Di negara maju maupun berkembang, peran UMKM sangat penting, sebab menyerap paling banyak tenaga kerja dibandingkan usaha besar. Dari data  BPS terakhir, jumlah pelaku UMKM tercatat 64.199.606 unit (99,9% dari pangsa pelaku usaha di Indonesia), dibanding unit usaha besar yang hanya sebanyak 5.460 unit. Kontribusi UMKM terhadap pembentukan atau pertumbuhan Produk Domestik Bruto (PDB) sebesar 61,7% terhadap PDB, dan kontribusi pada penyerapan tenaga kerja sebesar 97% dari total angkatan kerja di Indonesia yang berjumlah 120,6 juta pekerja (BPS, 2018). UMKM juga menyumbang 14,17 persen dari total ekspor dan menyumbang 58,18 persen dari total investasi.
Berdasarkan Sensus Ekonomi 2016, terdapat 3 bidang usaha Usaha Mikro Kecil (UMK) non pertanian yang usahanya menempati urutan teratas dalam perekonomian nasional yaitu:
- Perdagangan besar dan eceran.Â
Usaha di bidang perdagangan besar dan eceran adalah penjualan barang tanpa proses mengubah bentuk produk yang diperdagangkan, kecuali penyortiran atau pengemasan ulang. Biasanya pedagang membeli dalam skala besar untuk dijual lagi secara eceran.

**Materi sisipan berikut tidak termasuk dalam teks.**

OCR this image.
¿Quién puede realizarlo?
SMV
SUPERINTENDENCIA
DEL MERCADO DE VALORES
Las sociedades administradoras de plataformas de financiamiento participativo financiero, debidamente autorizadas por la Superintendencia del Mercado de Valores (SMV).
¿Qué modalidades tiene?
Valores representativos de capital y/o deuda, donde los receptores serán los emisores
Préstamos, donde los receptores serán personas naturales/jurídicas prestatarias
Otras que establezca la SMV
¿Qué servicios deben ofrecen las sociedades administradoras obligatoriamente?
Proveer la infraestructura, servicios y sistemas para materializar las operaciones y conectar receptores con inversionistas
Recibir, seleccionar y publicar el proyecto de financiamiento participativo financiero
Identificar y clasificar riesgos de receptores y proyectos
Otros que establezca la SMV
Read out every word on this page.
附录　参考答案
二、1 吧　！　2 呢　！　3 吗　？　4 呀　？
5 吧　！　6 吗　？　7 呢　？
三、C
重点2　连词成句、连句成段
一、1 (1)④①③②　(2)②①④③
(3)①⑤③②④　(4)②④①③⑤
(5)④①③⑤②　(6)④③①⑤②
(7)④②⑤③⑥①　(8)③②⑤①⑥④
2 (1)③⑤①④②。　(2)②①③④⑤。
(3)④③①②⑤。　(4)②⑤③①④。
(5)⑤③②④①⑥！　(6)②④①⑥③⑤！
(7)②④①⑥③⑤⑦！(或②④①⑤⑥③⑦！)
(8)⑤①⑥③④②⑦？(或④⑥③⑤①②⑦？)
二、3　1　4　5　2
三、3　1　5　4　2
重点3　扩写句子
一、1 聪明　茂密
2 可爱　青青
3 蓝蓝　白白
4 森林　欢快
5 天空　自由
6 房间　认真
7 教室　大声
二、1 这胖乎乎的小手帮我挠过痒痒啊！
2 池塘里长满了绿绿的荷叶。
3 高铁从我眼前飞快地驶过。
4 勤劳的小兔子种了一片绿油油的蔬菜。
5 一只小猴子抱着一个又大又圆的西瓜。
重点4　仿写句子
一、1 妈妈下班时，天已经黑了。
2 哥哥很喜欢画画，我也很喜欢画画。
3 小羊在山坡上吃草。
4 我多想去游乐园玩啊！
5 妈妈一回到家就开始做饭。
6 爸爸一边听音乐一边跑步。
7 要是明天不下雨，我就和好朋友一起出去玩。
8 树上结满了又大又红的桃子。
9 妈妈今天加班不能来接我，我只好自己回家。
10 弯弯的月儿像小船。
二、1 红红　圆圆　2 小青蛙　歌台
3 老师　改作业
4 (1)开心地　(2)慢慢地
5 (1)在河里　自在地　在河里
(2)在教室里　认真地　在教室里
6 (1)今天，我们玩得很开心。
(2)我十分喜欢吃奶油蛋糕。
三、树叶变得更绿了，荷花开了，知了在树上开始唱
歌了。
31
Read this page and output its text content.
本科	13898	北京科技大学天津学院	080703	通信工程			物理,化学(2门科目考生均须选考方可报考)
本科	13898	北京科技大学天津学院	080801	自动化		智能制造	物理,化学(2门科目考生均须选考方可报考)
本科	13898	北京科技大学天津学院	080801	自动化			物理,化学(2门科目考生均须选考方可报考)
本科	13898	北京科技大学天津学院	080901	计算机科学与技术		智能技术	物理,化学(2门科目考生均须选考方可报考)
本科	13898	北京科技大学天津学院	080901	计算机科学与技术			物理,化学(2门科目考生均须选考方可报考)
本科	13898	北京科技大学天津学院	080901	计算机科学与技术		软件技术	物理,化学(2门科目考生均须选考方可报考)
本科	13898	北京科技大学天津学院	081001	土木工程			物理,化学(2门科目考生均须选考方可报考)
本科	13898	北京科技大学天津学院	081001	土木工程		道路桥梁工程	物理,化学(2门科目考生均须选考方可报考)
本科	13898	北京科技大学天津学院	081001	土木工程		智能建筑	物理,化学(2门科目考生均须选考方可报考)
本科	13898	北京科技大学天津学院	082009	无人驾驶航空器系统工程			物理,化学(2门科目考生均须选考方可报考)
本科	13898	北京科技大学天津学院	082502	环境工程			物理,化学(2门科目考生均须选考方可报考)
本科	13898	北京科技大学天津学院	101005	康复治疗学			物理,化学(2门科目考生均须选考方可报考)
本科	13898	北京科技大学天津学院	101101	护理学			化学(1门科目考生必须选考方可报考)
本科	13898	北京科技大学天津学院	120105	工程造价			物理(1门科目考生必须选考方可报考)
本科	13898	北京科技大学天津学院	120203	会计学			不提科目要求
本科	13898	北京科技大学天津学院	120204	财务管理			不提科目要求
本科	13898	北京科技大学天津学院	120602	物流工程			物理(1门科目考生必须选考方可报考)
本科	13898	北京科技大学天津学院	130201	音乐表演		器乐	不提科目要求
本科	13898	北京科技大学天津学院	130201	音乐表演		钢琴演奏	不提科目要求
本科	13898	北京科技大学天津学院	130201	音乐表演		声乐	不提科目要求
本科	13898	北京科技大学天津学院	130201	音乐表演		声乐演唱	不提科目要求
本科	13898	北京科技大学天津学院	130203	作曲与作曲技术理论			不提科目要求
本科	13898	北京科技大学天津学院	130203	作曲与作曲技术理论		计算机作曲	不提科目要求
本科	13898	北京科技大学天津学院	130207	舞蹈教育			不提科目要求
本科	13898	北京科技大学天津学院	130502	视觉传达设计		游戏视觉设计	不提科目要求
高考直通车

- Penyediaan akomodasi dan penyediaan makan minum.
Usaha akomodasi dan penyediaan makan minum meliputi restoran, rumah makan, kafe, katering dan yang serupa.
- Industri pengolahan.
Industri pengolahan yang dimaksud meliputi berbagai kegiatan produksi yang mengubah bentuk bahan baku atau mentah menjadi barang setengah jadi atau barang jadi yang siap digunakan atau dikonsumsi. Contohnya industri garmen yang mengubah kapas menjadi kain, industri konveksi yang mengubah kain menjadi pakaian, dan lainnya
Peran penting UMKM didalam pembangunan dan pertumbuhan ekonomi tidak hanya dirasakan di negara-negara sedang berkembang melainkan juga di negara-negara maju. Selain peranannya sebagai sarana memeratakan tingkat perekonomian rakyat kecil dan sarana mengentaskan kemiskinan, UMKM juga penyumbang devisa bagi negara, sebab pasarnya tidak hanya menjangkau nasional tapi juga hingga luar negeri. UMKM juga mulai banyak berperan sebagai start up pada berbagai market place di pasar e-Commerce. Itu sebabnya peranan UMKM begitu penting bagi perekonomian  di Indonesia. Untuk diketahui, bahwa kriteria UKM bagi pengusaha di Indonesia menurut UU No.20 tahun 2008 tentang UMKM, pasal 6 ayat 1, 2 dan 3 nya membagi UMKM atas kelas menurut perpaduan aset dan omset penjualannya. Pengusaha disebut Mikro bagi yang ber aset 0 sd 50 juta rupiah dan beromset 0 sampai 300 juta pertahun, Pengusaha kecil untuk yang beraset 50-500 juta dan omset antara 300 juta sd 2,5 Miliar dan pengusaha kelas menengah untuk kategori memiliki aset 500 sampai 10 miliar serta beromset penjualan 2,5 sampai 50 miliar pertahun.